Helen Wallace
BBC Music Magazine
February 2016
PERFORMANCE
RECORDING

It's no surprise, perhaps, that Steven Isserlis's latest reading of the Elgar concerto should be special: this is a long-loved, lived-in interpretation in which every superfluity has been scoured away leaving only an extraordinarily pure line of expression. He—and Paavo Järvi—steer a course between the astringent dynamism of Elgar's own reading, tender intimacy and the grand passion of Jacqueline du Pré. Ensemble is hand-in-glove, wind solos eloquent. The scherzo has plenty of attack, the Adagio is almost unbearably poignant while Isserlis's finale explodes into life with a bristling humour and rhythmic vitality all-too rare.
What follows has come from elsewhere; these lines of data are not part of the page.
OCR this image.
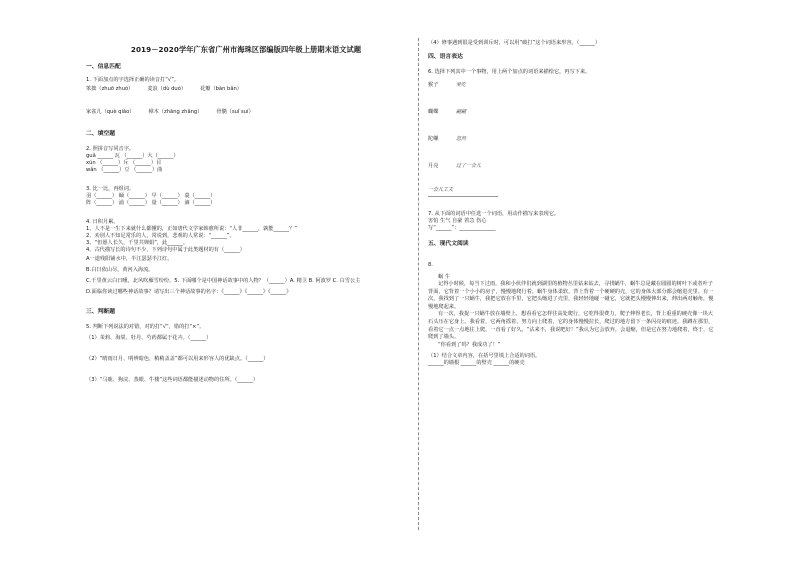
2019－2020学年广东省广州市海珠区部编版四年级上册期末语文试题
一、信息匹配
1. 下面加点的字选择正确的读音打“√”。
笨拙（zhuō zhuó）	麦浪（dù duó）	花瓣（bàn bǎn）
家雀儿（què qiǎo）	樟木（zhāng zhǎng）	骨髓（suǐ suí）
二、填空题
2. 照拼音写同音字。
guǎ ______ 瓦 （______）大（______）
xún （______）斥 （______）目
wǎn （______）豆 （______）曲
3. 比一比，再组词。
羽（______） 蛹（______） 早（______） 蓑（______）
阵（______） 浦（______） 量（______） 滴（______）
4. 日积月累。
1、人不是一生下来就什么都懂的，正如唐代文学家韩愈所说：“人非______，孰能______？”
2、劝别人不知足常乐的人，常说到，悲观的人常说：“______”。
3、“但愿人长久，千里共婵娟”，此______。
4、古代描写长的诗句不少，下列诗句中属于此类题材的有（______）
A一道残阳铺水中，半江瑟瑟半江红。
B.白日依山尽，黄河入海流。
C.千里黄云白日曛，北风吹雁雪纷纷。5. 下面哪个是中国神话故事中的人物？（______）A. 精卫 B. 阿波罗 C. 白雪公主
D.面临你读过哪些神话故事？请写出三个神话故事的名字：《______》《______》《______》
三、判断题
5. 判断下列说法的对错，对的打“√”，错的打“×”。
（1）茉莉、海棠、牡丹、芍药都属于花卉。（______）
（2）“晴雨日月、明辨暗色，稍稍盖盖”都可以用来形容人的优缺点。（______）
（3）“马鹿、狗浣、蒸眼、牛楼”这些词语都能描述动物的住所。（______）
（4）修事遇到很是受到训斥时，可以用“破打”这个词语来形容。（______）
四、语言表达
6. 选择下列其中一个事物，用上两个加点的词语来描绘它，再写下来。
猴子	爱吃
蝴蝶	翩翩
陀螺	忽然
月亮	过了一会儿
一会儿工夫
7. 从下面的词语中任选一个词语，用动作描写来表现它。
害怕 生气 自豪 着急 伤心
写“______”： ______________
五、现代文阅读
8.
蜗 牛
记得小时候，每当下过雨，我和小伙伴们就到湖里的植物丛里钻来钻去，寻找蜗牛，蜗牛总是藏在圆圆的树叶下或者叶子背面，它背着一个小小的房子，慢慢地爬行着。蜗牛身体柔软，背上背着一个硬硬的壳，它的身体大部分都会缩进壳里。有一次，我找到了一只蜗牛，我把它放在手里，它把头缩进了壳里，我轻轻地碰一碰它，它就把头慢慢伸出来，伸出两对触角，慢慢地爬起来。
有一次，我捉一只蜗牛放在墙壁上，想看看它怎样往高处爬行，它吃得很费力，爬子伸得老长，背上重重的硬壳像一块大石头压在它身上。我看着，它两角摇着，努力向上爬着，它的身体慢慢拉长，爬过的地方留下一条闪亮的痕迹。我蹲在那里，看着它一点一点地往上爬，一直看了好久。“沾来不，我说吧好！”我认为它会放弃，会退缩，但是它在努力地爬着，终于，它爬到了墙头。
“你看到了吗？我成功了！”
（1）结合文章内容，在括号里填上合适的词语。
______的墙根 ______的壁壳 ______的硬壳
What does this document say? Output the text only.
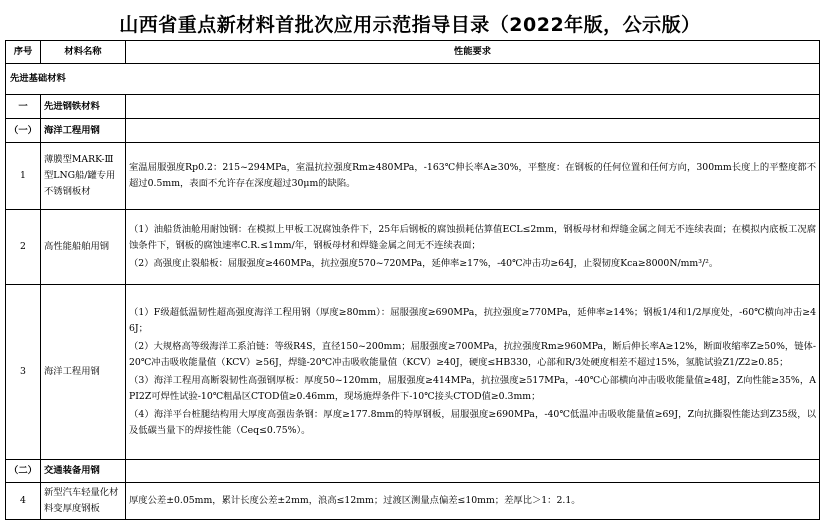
山西省重点新材料首批次应用示范指导目录（2022年版，公示版）
序号	材料名称	性能要求
先进基础材料		
一	先进钢铁材料	
（一）	海洋工程用钢	
1	薄膜型MARK-Ⅲ型LNG船/罐专用不锈钢板材	室温屈服强度Rp0.2：215~294MPa，室温抗拉强度Rm≥480MPa，-163℃伸长率A≥30%，平整度：在钢板的任何位置和任何方向，300mm长度上的平整度都不超过0.5mm，表面不允许存在深度超过30μm的缺陷。

2	高性能船舶用钢	（1）油船货油舱用耐蚀钢：在模拟上甲板工况腐蚀条件下，25年后钢板的腐蚀损耗估算值ECL≤2mm，钢板母材和焊缝金属之间无不连续表面；在模拟内底板工况腐蚀条件下，钢板的腐蚀速率C.R.≤1mm/年，钢板母材和焊缝金属之间无不连续表面；

（2）高强度止裂船板：屈服强度≥460MPa，抗拉强度570~720MPa，延伸率≥17%，-40℃冲击功≥64J，止裂韧度Kca≥8000N/mm³/²。

3	海洋工程用钢	（1）F级超低温韧性超高强度海洋工程用钢（厚度≥80mm）：屈服强度≥690MPa，抗拉强度≥770MPa，延伸率≥14%；钢板1/4和1/2厚度处，-60℃横向冲击≥46J；

（2）大规格高等级海洋工系泊链：等级R4S，直径150~200mm；屈服强度≥700MPa，抗拉强度Rm≥960MPa，断后伸长率A≥12%，断面收缩率Z≥50%，链体-20℃冲击吸收能量值（KCV）≥56J，焊缝-20℃冲击吸收能量值（KCV）≥40J，硬度≤HB330，心部和R/3处硬度相差不超过15%，氢脆试验Z1/Z2≥0.85；

（3）海洋工程用高断裂韧性高强钢厚板：厚度50~120mm，屈服强度≥414MPa，抗拉强度≥517MPa，-40℃心部横向冲击吸收能量值≥48J，Z向性能≥35%，API2Z可焊性试验-10℃粗晶区CTOD值≥0.46mm，现场施焊条件下-10℃接头CTOD值≥0.3mm；

（4）海洋平台桩腿结构用大厚度高强齿条钢：厚度≥177.8mm的特厚钢板，屈服强度≥690MPa，-40℃低温冲击吸收能量值≥69J，Z向抗撕裂性能达到Z35级，以及低碳当量下的焊接性能（Ceq≤0.75%）。

（二）	交通装备用钢	
4	新型汽车轻量化材料变厚度钢板	厚度公差±0.05mm，累计长度公差±2mm，浪高≤12mm；过渡区测量点偏差≤10mm；差厚比＞1：2.1。
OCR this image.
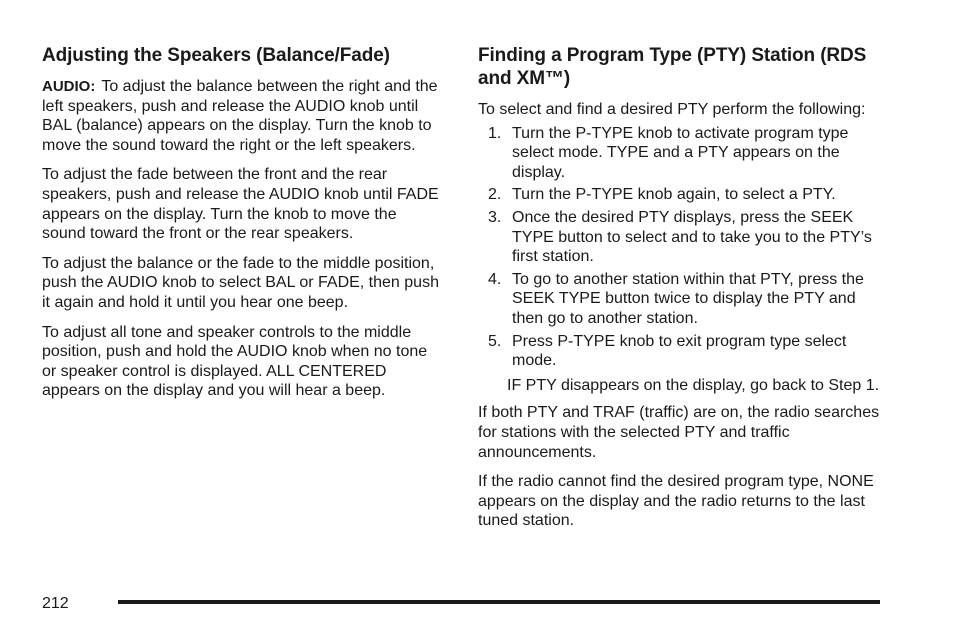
Adjusting the Speakers (Balance/Fade)

AUDIO: To adjust the balance between the right and the left speakers, push and release the AUDIO knob until BAL (balance) appears on the display. Turn the knob to move the sound toward the right or the left speakers.

To adjust the fade between the front and the rear speakers, push and release the AUDIO knob until FADE appears on the display. Turn the knob to move the sound toward the front or the rear speakers.

To adjust the balance or the fade to the middle position, push the AUDIO knob to select BAL or FADE, then push it again and hold it until you hear one beep.

To adjust all tone and speaker controls to the middle position, push and hold the AUDIO knob when no tone or speaker control is displayed. ALL CENTERED appears on the display and you will hear a beep.

Finding a Program Type (PTY) Station (RDS and XM™)

To select and find a desired PTY perform the following:

1. Turn the P-TYPE knob to activate program type select mode. TYPE and a PTY appears on the display.
2. Turn the P-TYPE knob again, to select a PTY.
3. Once the desired PTY displays, press the SEEK TYPE button to select and to take you to the PTY’s first station.
4. To go to another station within that PTY, press the SEEK TYPE button twice to display the PTY and then go to another station.
5. Press P-TYPE knob to exit program type select mode.

IF PTY disappears on the display, go back to Step 1.

If both PTY and TRAF (traffic) are on, the radio searches for stations with the selected PTY and traffic announcements.

If the radio cannot find the desired program type, NONE appears on the display and the radio returns to the last tuned station.

212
Susanna Walton always identified her husband's cello concerto with his own personality and Isserlis captures that unique mix of laconic charm, melancholy and ruthlessness. Occasionally one misses a more open sound in the soaring luminescence of the first moderato, more clarity in the orchestral recording, and the scherzo doesn't quite take wing. He comes into his own in the challenging variations: the first goes at a shivering lick, the two cadenzas are brilliantly dramatised, while a resplendent finale achieves a real sense of homecoming, his high cantilenas burning with a white light. But the ferocious orchestral toccata doesn’t make the dry, explosive impact of Edward Garner's recent recording with BBC Symphony Orchestra and Paul Watkins (Chandos).

Isserlis revels in the myriad textures of Imogen Holst's haunting, solo Fall of the Leaf, an enchanting quietly substantial suite. In his youth Isserlis inspired Imogen to revive her father's elusive Invocation: this mesmerising meditation couldn't be in better hands.